TensorFlow


The tensorflow image processing platform allows you to detect and recognize objects in a camera image using TensorFlow. The state of the entity is the number of objects detected, and recognized objects are listed in the summary attribute along with quantity. The matches attribute provides the confidence score for recognition and the bounding box of the object for each detection category.

The following packages must be installed on Hassbian/Raspbian before following the setup for the component to work: $ sudo apt-get install libatlas-base-dev libopenjp2-7 libtiff5

Setup

You need to install the tensorflow Python packages with: $ pip3 install tensorflow==1.11.0. The wheel is not available for all platforms. See the official install guide for other options. Hass.io is not yet supported but an addon is under development.

This component requires files to be downloaded, compiled on your computer, and added to the Home Assistant configuration directory. These steps can be performed using the sample script at this gist. Alternatively, if you wish to perform the process manually, the process is as follows:

  • Clone tensorflow/models
  • Compile protobuf models located in research/object_detection/protos with protoc
  • Create the following directory structure inside your config directory:
  |- {config_dir}
    | - tensorflow/
      |- object_detection/
        |- __init__.py
  • Copy required object_detection dependancies to the object_detection folder inside of the tensorflow folder:

    • research/object_detection/data
    • research/object_detection/utils
    • research/object_detection/protos

Model Selection

Lastly, it is time to pick a model. It is recommended to start with one of the COCO models available in the Model Detection Zoo.

The trade-off between the different models is accuracy vs speed. Users with a decent CPU should start with the faster_rcnn_inception_v2_coco model. If you are running on an ARM device like a Raspberry Pi, start with the ssd_mobilenet_v2_coco model.

Whichever model you choose, download it and place the frozen_inference_graph.pb file in the tensorflow folder in your configuration directory.

Configuration

To enable this platform in your installation, add the following to your configuration.yaml file:

# Example configuration.yaml entry
image_processing:
  - platform: tensorflow
    source:
      - entity_id: camera.local_file
    model:
      graph: /home/homeassistant/.homeassistant/tensorflow/frozen_inference_graph.pb

Configuration Variables

source

(map)(Required)The list of image sources.

entity_id

(string)(Required)A camera entity id to get picture from.

name

(string)(Optional)This parameter allows you to override the name of your image_processing entity.

file_out

(list)(Optional)A template for the component to save processed images including bounding boxes. camera_entity is available as the entity_id string of the triggered source camera.

model

(map)(Required)Information about the TensorFlow model.

graph

(string)(Required)Full path to frozen_inference_graph.pb.

labels

(string)(Optional)Full path to a *label_map.pbtext.

Default value: tensorflow/object_detection/data/mscoco_label_map.pbtxt

model_dir

(string)(Optional)Full path to tensorflow models directory.

Default value: /tensorflow inside config

area

(map)(Optional)Custom detection area. Only objects fully in this box will be reported. Top of image is 0, bottom is 1. Same left to right.

top

(float)(Optional)Top line defined as % from top of image.

Default value: 0

left

(float)(Optional)Left line defined as % from left of image.

Default value: 0

bottom

(float)(Optional)Bottom line defined as % from top of image.

Default value: 1

right

(float)(Optional)Right line defined as % from left of image.

Default value: 1

categories

(list)(Optional)List of categories to include in object detection. Can be seen in the file provided to labels.

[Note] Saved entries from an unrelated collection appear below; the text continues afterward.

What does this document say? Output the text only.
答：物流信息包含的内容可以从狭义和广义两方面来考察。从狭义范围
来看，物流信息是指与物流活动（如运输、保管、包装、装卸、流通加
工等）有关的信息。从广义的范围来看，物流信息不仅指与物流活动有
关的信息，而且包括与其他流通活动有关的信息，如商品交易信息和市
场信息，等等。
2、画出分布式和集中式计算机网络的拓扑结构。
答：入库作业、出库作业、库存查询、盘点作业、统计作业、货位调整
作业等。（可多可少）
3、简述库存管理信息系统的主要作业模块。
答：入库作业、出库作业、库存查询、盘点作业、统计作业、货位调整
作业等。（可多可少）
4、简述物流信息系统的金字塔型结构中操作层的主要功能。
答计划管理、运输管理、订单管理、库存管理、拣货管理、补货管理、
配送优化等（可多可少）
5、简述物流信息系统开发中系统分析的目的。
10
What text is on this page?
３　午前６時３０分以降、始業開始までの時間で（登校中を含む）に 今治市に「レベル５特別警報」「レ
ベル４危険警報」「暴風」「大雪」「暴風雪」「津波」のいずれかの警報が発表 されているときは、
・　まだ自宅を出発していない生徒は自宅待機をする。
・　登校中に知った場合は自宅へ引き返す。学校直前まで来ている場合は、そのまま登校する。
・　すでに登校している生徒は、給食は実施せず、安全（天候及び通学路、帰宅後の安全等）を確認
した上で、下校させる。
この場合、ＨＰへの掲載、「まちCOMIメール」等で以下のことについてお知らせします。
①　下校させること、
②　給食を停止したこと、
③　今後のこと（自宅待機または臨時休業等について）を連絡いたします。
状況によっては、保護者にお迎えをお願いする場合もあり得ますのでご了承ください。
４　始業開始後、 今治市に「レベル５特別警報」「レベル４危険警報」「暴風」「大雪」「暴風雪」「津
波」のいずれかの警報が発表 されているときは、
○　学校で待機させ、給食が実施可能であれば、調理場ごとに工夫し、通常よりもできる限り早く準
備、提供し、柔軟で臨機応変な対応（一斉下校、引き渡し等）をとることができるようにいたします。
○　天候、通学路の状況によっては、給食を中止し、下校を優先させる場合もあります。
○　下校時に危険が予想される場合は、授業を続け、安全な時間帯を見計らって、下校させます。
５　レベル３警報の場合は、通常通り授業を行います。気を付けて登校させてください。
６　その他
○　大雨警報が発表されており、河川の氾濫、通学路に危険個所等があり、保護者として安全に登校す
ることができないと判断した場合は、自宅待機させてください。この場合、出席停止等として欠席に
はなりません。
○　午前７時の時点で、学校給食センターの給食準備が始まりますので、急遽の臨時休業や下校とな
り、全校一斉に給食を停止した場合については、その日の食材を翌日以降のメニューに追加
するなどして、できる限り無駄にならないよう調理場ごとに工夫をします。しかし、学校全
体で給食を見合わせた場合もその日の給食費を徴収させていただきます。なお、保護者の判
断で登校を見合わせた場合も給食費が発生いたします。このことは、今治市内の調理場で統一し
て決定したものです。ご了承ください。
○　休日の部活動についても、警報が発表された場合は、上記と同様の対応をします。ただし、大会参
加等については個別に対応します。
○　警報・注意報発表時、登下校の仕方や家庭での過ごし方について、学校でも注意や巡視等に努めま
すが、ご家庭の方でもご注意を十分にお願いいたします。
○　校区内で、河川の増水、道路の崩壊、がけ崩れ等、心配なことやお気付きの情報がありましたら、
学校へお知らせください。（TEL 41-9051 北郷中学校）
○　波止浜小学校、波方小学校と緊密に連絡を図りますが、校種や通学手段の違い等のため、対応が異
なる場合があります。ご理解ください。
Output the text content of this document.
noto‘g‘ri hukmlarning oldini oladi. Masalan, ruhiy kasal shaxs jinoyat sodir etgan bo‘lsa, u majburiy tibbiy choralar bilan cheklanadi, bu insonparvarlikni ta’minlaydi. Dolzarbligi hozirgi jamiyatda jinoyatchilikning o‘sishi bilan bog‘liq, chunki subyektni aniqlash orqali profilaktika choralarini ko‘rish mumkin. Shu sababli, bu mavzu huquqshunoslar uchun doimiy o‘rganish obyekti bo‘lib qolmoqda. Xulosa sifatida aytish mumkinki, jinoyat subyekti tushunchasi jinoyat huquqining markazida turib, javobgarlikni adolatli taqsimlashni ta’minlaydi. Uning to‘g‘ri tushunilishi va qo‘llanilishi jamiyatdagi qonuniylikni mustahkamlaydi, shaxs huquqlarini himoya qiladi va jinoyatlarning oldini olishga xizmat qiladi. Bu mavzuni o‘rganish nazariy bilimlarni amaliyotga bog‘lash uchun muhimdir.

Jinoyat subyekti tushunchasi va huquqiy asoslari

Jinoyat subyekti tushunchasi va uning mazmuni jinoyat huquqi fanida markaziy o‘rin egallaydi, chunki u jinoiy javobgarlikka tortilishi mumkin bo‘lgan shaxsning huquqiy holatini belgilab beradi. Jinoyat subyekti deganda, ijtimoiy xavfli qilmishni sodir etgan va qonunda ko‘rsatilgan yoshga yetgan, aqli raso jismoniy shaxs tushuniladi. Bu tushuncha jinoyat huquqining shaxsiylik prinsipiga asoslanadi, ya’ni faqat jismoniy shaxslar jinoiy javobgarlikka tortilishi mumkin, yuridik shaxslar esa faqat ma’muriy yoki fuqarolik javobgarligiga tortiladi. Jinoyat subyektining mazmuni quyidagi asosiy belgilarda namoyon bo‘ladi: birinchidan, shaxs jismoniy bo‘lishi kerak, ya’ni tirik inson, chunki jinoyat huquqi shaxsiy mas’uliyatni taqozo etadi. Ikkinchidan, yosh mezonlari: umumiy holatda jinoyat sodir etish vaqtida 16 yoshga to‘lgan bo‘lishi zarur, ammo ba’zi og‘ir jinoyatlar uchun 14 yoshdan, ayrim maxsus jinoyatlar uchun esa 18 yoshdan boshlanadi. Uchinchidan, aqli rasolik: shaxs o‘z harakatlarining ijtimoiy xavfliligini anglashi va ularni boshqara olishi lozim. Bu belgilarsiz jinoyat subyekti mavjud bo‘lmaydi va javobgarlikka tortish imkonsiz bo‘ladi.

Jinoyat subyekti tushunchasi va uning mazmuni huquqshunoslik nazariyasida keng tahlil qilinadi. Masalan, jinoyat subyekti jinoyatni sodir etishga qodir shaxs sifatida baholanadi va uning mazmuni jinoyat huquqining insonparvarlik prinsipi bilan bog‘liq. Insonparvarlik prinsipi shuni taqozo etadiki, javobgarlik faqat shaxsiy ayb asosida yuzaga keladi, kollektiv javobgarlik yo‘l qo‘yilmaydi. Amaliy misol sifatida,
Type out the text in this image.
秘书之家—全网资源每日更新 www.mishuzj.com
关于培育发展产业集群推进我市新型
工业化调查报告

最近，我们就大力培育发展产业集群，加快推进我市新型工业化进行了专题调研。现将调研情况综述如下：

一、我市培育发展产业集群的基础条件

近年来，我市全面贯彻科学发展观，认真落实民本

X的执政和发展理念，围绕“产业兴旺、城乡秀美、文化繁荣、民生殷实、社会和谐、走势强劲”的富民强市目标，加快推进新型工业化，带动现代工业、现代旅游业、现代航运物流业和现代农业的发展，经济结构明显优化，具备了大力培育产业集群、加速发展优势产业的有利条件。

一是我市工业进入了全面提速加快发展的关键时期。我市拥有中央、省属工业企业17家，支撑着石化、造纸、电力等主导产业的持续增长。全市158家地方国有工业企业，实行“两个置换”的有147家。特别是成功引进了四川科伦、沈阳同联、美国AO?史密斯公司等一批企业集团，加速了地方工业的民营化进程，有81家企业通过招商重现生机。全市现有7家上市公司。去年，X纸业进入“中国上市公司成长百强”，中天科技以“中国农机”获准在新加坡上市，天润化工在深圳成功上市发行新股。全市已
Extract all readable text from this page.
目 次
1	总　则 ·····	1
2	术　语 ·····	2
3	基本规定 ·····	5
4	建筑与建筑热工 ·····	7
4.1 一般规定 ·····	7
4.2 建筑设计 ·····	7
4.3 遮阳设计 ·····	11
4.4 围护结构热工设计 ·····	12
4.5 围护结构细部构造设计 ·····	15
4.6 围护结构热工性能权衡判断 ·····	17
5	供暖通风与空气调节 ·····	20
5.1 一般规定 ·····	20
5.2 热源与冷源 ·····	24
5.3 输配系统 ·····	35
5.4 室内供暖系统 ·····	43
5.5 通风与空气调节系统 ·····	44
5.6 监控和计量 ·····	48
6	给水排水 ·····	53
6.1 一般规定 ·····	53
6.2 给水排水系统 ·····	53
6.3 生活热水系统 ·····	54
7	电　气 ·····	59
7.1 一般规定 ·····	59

categories can also be defined as dictionary providing an area for each category as seen in the advanced configuration below:

# Example advanced configuration.yaml entry
image_processing:
  - platform: tensorflow
    source:
      - entity_id: camera.driveway
      - entity_id: camera.backyard
    file_out:
      - "/tmp/{{ camera_entity.split('.')[1] }}_latest.jpg"
      - "/tmp/{{ camera_entity.split('.')[1] }}_{{ now().strftime('%Y%m%d_%H%M%S') }}.jpg"
    model:
      graph: /home/homeassistant/.homeassistant/tensorflow/frozen_inference_graph.pb
      categories:
        - category: person
          area:
            # Exclude top 10% of image
            top: 0.1
            # Exclude right 15% of image
            right: 0.85
        - car
        - truck

Optimising resources

Image processing components process the image from a camera at a fixed period given by the scan_interval. This leads to excessive processing if the image on the camera hasn’t changed, as the default scan_interval is 10 seconds. You can override this by adding to your config scan_interval: 10000 (setting the interval to 10,000 seconds), and then call the image_processing.scan service when you actually want to perform processing.